Toujours à la recherche d'une idée de scénario, d'anecdote, ou de citation pour enrichir mes routines et mon univers, mes lectures me dirigent parfois vers des horizons surprenants et insoupçonnés !

Ce que j'aime par-dessus tout c'est l'idée, pourquoi pas d'apprendre et de transmettre des connaissances, mais surtout de donner une dimension supplémentaire aux tours que je présente, un sens plus profond, capable de toucher davantage le public, en faisant écho à une part de poésie, de merveilleux, pourquoi d'enfance, plus ou moins enfouie en chaque personne.

C'est exactement le cas du sujet qui va nous occuper ici ! 

La boule de cristal par son esthétique parfaite, la magie que porte sa simple évocation, et sa multiplicité de sens, va pouvoir agrémenter bon nombre de numéros de cartes, de pièces ou de mentalisme par exemple. En effet, évoquer une autre dimension, un autre espace-temps, la capacité à voyager dans le temps, dans l'espace ou en soi-même permet de justifier bien des effets si on y réfléchit !

Qui ne connaît pas cet objet occulte, fascinant, énigmatique, incontournable dans tout cabinet de curiosités qui se respecte : la boule de cristal ? Et pourtant, savez-vous qu'elle porte très mal son nom ?

D'abord, parce qu'elle n'est que rarement en cristal, mais plus encore, parce qu'elle n'est pas toujours une boule !

Son mystère débute avant tout par la recherche de ses origines. Il semblerait que son apparition remonte à la Grèce Antique. Pourtant il ne nous reste aucune source l'évoquant à cette période. Sa trace disparaît également à l'époque médiévale, sous la condamnation morale et juridique de l'Eglise, à l'instar de toute forme de magie, science ou objet occulte, mis à l'index, interdits, anéantis.

C'est donc à la Renaissance (XVe siècle) qu'on la voit réapparaître, en tant qu'héritage antique. On le sait la Renaissance était férue d'Antiquité, sans doute par mépris du Moyen-Age (associé à l'obscurantisme et l'ignorance).

Il n'est donc pas étonnant que tout fut mis en œuvre pour lui donner cette origine antique.Pourrait-on alors affirmer que la boule de cristal serait née dans une certaine forme de Grèce Antique, réinventée, idéalisée par la Renaissance ? C'est fort possible.

 Dans tous les cas, depuis son origine, la boule de cristal a toujours été considérée comme un "troisième œil", sphérique, lui aussi, capable de voir ce qu'on ne peut pas observer à l'œil nu.

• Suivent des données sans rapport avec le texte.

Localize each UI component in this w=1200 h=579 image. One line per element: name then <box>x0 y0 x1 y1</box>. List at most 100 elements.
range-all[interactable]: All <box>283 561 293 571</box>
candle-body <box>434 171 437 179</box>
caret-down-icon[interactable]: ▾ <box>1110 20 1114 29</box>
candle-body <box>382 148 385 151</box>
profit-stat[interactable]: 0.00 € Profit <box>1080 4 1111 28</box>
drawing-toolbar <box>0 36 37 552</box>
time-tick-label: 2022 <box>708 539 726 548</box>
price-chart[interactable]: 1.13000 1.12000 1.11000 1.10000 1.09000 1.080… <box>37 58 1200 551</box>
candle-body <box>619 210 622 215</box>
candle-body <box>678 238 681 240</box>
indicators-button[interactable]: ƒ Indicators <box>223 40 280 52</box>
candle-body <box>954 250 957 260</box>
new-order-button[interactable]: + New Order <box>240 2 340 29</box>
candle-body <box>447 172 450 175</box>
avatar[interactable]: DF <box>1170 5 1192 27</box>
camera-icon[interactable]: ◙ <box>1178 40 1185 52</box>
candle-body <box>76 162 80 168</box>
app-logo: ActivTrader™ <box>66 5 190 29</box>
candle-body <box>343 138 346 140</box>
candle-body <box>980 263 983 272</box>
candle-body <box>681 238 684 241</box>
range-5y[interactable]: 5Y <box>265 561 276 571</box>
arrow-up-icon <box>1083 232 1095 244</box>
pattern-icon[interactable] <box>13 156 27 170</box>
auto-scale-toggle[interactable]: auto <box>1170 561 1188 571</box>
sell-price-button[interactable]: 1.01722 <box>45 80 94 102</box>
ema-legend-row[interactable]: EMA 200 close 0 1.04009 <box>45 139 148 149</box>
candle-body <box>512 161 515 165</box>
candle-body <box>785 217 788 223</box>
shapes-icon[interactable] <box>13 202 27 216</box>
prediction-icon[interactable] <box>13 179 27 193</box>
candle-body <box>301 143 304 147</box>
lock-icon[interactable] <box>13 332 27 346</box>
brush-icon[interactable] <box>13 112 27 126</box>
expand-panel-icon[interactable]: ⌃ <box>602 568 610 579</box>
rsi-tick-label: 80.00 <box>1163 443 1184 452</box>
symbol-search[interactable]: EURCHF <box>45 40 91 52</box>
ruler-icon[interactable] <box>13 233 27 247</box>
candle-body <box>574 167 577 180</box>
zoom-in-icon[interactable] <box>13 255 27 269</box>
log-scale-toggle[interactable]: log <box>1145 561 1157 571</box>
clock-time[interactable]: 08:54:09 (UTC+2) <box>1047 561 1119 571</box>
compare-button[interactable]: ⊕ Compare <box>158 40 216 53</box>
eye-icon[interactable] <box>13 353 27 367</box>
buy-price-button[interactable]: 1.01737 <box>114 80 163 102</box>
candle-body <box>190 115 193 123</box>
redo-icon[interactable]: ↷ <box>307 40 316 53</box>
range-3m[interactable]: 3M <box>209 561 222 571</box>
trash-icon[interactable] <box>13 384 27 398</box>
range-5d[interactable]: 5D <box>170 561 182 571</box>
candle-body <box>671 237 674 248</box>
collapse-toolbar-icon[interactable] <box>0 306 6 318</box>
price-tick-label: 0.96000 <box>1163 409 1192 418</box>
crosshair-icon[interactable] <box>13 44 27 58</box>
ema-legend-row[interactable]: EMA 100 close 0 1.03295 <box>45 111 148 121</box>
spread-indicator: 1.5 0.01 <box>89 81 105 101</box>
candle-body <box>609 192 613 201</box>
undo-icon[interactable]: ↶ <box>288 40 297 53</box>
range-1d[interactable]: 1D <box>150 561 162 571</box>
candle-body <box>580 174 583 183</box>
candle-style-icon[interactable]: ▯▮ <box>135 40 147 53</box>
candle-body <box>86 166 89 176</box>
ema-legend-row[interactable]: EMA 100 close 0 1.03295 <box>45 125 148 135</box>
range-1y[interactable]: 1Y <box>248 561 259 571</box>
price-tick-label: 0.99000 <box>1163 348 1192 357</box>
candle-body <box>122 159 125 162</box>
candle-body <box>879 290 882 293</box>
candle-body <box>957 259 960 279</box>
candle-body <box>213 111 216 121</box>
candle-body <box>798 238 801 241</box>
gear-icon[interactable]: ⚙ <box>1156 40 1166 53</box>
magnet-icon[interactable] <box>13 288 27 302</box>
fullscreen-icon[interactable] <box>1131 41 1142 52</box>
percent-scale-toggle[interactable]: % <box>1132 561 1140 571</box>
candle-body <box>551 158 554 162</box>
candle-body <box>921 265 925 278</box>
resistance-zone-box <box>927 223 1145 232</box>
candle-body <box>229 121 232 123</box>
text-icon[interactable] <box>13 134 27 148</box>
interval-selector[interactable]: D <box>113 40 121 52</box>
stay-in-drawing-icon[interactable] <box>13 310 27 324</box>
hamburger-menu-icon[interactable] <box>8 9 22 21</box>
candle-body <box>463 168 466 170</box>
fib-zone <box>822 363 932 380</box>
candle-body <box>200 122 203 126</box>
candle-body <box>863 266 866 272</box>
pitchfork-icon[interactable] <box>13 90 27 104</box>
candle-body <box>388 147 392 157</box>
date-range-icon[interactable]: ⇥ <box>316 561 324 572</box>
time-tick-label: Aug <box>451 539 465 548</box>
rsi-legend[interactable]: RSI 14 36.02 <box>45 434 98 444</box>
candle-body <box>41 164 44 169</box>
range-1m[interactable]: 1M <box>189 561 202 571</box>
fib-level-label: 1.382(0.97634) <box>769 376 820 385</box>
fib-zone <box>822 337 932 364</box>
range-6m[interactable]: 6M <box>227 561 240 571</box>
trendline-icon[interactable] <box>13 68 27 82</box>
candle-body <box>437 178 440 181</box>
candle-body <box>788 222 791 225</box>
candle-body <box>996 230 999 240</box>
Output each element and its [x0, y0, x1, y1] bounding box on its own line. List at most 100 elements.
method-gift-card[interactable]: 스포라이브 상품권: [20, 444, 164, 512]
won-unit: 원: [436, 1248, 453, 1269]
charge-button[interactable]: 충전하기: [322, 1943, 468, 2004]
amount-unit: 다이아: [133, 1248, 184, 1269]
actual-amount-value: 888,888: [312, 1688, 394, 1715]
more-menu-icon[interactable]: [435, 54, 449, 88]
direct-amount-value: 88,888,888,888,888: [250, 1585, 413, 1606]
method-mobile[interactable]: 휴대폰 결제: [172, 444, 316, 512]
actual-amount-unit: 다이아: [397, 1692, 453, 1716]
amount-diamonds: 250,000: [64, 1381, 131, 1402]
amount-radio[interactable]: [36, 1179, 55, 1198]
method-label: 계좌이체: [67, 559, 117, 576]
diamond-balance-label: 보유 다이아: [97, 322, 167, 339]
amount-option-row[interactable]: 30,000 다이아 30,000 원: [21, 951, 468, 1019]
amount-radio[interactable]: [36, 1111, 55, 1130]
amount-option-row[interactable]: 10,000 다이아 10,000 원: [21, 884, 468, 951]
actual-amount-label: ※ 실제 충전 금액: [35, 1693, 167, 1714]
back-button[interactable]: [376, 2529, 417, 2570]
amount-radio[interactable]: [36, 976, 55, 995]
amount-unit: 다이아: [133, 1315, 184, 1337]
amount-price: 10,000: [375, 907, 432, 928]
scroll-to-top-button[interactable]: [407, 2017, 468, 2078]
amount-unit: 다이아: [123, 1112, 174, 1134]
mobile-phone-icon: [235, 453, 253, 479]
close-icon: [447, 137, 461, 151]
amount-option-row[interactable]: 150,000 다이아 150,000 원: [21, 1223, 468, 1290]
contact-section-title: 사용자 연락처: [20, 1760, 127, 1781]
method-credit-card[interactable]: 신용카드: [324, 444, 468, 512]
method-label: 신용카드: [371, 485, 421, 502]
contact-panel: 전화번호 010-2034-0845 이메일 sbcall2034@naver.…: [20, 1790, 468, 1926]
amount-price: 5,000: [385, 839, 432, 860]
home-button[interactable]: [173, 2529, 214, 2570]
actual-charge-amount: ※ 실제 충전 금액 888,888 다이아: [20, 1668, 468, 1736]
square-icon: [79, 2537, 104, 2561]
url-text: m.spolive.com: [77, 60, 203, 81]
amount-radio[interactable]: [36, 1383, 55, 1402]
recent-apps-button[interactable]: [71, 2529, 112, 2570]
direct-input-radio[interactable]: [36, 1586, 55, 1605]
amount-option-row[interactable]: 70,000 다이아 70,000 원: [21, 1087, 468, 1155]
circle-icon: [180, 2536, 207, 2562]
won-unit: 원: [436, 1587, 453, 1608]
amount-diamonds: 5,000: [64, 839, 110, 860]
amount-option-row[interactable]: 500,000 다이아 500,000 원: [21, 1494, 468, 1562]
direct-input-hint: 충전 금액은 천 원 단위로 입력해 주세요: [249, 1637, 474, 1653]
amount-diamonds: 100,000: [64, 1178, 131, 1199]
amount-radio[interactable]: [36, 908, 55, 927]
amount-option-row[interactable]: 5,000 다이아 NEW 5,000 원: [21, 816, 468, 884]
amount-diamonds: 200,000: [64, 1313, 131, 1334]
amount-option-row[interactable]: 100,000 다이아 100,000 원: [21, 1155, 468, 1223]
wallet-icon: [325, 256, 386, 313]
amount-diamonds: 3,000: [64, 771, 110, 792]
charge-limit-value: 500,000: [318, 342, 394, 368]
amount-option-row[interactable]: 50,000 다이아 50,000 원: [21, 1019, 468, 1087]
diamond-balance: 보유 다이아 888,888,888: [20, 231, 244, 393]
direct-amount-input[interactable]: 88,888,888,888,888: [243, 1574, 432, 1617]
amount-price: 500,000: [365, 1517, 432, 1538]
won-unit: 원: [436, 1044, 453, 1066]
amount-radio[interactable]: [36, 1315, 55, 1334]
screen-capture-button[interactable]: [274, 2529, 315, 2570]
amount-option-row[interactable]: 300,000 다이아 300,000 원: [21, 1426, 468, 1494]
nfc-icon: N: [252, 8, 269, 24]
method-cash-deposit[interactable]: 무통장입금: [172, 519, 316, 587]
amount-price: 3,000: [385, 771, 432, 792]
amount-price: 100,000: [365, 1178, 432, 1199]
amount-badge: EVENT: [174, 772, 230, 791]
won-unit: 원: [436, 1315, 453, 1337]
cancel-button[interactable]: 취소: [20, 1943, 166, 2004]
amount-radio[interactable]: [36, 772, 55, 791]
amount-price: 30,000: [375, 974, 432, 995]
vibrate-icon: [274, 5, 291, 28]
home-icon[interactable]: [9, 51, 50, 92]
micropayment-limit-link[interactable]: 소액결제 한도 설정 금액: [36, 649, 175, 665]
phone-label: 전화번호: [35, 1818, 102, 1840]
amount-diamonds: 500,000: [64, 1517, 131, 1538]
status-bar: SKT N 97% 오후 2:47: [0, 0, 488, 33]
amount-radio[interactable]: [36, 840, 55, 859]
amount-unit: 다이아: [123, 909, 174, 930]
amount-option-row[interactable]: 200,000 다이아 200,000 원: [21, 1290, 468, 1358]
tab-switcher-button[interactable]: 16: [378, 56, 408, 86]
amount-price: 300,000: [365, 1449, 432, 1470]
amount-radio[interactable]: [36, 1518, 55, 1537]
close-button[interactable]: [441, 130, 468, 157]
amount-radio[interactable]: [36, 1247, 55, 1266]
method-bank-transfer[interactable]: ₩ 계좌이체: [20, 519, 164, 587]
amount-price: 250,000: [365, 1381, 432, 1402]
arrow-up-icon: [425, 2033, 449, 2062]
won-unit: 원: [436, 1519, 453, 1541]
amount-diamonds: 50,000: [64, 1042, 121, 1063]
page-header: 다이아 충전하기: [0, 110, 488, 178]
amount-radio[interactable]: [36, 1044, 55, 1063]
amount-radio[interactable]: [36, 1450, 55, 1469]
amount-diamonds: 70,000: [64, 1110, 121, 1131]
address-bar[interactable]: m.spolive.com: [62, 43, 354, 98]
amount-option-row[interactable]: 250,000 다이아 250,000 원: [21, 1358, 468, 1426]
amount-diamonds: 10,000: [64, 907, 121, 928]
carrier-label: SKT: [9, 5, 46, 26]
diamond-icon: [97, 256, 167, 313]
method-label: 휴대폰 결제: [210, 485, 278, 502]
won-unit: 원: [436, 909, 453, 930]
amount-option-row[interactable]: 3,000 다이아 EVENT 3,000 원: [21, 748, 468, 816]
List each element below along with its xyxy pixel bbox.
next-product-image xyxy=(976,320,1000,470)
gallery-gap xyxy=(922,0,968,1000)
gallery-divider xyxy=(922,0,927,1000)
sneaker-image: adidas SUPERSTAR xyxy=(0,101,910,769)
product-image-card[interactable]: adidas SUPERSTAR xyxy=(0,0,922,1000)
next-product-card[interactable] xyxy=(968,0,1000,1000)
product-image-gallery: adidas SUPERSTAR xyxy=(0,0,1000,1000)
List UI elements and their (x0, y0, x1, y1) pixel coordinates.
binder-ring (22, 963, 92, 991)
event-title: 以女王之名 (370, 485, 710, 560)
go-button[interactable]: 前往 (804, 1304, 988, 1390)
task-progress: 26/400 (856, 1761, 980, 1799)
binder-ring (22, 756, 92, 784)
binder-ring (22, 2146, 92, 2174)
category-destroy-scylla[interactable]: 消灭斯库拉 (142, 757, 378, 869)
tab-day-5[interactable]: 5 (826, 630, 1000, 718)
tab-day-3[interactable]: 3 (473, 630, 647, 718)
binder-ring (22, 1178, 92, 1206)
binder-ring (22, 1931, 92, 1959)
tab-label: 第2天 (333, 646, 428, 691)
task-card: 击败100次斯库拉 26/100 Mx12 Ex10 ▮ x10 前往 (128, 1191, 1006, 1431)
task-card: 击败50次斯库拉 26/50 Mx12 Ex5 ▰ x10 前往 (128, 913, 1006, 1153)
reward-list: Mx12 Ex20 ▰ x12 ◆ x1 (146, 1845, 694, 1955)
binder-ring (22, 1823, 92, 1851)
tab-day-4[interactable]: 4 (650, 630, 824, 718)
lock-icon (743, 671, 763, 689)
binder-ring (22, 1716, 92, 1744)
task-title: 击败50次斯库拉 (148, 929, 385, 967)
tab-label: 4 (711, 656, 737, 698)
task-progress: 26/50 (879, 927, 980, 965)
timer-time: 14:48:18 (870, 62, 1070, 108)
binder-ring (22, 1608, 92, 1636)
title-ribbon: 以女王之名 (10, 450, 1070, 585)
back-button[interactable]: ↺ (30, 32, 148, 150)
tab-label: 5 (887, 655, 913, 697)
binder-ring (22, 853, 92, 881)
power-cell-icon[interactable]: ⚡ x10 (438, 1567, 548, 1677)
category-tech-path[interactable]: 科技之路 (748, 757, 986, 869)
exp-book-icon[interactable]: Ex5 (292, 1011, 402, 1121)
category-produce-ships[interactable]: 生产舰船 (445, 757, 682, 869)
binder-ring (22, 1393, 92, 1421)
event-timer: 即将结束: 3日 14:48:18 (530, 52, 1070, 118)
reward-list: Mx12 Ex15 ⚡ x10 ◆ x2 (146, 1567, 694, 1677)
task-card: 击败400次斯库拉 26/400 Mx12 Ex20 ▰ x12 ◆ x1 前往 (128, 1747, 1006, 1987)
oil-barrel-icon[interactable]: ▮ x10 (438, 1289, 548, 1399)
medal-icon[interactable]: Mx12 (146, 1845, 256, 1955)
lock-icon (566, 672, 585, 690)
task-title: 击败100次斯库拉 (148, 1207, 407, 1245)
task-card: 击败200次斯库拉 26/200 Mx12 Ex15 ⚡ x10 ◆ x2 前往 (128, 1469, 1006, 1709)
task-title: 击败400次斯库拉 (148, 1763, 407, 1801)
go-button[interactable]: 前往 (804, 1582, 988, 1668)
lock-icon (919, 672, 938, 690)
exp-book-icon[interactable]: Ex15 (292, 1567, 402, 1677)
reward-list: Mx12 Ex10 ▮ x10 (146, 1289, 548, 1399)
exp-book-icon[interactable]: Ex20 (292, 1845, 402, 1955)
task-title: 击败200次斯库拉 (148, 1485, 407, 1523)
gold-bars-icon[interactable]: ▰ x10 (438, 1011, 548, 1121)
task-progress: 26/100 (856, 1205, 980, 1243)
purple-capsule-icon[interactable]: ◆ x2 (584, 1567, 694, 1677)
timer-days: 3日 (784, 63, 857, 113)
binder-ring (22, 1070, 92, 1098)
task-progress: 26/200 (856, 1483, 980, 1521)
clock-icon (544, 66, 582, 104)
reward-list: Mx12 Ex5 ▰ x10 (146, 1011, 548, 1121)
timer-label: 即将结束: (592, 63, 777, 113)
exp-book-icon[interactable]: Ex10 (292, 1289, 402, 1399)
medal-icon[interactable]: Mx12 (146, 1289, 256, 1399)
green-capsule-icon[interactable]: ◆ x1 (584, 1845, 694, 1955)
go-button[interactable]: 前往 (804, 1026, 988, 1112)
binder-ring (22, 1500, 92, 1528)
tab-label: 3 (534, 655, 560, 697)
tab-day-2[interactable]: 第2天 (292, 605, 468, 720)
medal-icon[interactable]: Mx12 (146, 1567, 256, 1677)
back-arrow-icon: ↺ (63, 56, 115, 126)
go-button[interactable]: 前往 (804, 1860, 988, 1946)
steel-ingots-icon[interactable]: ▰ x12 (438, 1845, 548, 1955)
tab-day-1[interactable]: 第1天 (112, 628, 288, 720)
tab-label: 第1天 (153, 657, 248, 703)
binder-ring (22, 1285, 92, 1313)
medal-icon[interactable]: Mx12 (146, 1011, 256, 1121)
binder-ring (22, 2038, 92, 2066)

On pourrait citer l'Empereur Néron (37-68 après JC) qui observait "à travers une émeraude à facettes, ce qu'il ne pouvait voir de loin", cherchant également à se protéger d'un autre "mauvais œil", à la manière d'un talisman magique. On le voit donc ici, le terme "cristal" était à prendre au sens large ("passage d'une composition chimique à l'état solide"). Le cristal était d'ailleurs souvent associé aux propriétés de l'eau (origines de la vie, "mémoire" de l'eau, comme si le cristal était une "forme fossile de l'eau"

C'est ainsi que Joseph Balsamo Comte de Cagliostro (1743-1795) lisait l'avenir, non pas dans une boule de cristal, mais dans... une carafe d'eau !

  

« Lame d’émeraude utilisée comme instrument d’optique par Néron », Gravure, Collection privée

 

D'ailleurs, les boules de cristal ne sont pas systématiquement rondes : elles peuvent également être plates. Pourquoi ne pas la présenter sous la forme d'un miroir ? Les miroirs ont souvent été associés à l'univers de la Magie : Lewis Carroll fit ainsi passer son Alice "de l'autre côté du miroir". On le sait, les miroirs "réfléchissent", ils ont réponse à tout, et ce n'est pas la Méchante Reine de Blanche-Neige qui nous dira le contraire ! 

D'ailleurs certains miroirs n'ont-ils pas la propriété d'être ronds et convexes, lorsqu'on les appelle "Œil de sorcière" (objet immortalisé par le chef d'œuvre de Van Eyck "Les Epoux Arnolfini")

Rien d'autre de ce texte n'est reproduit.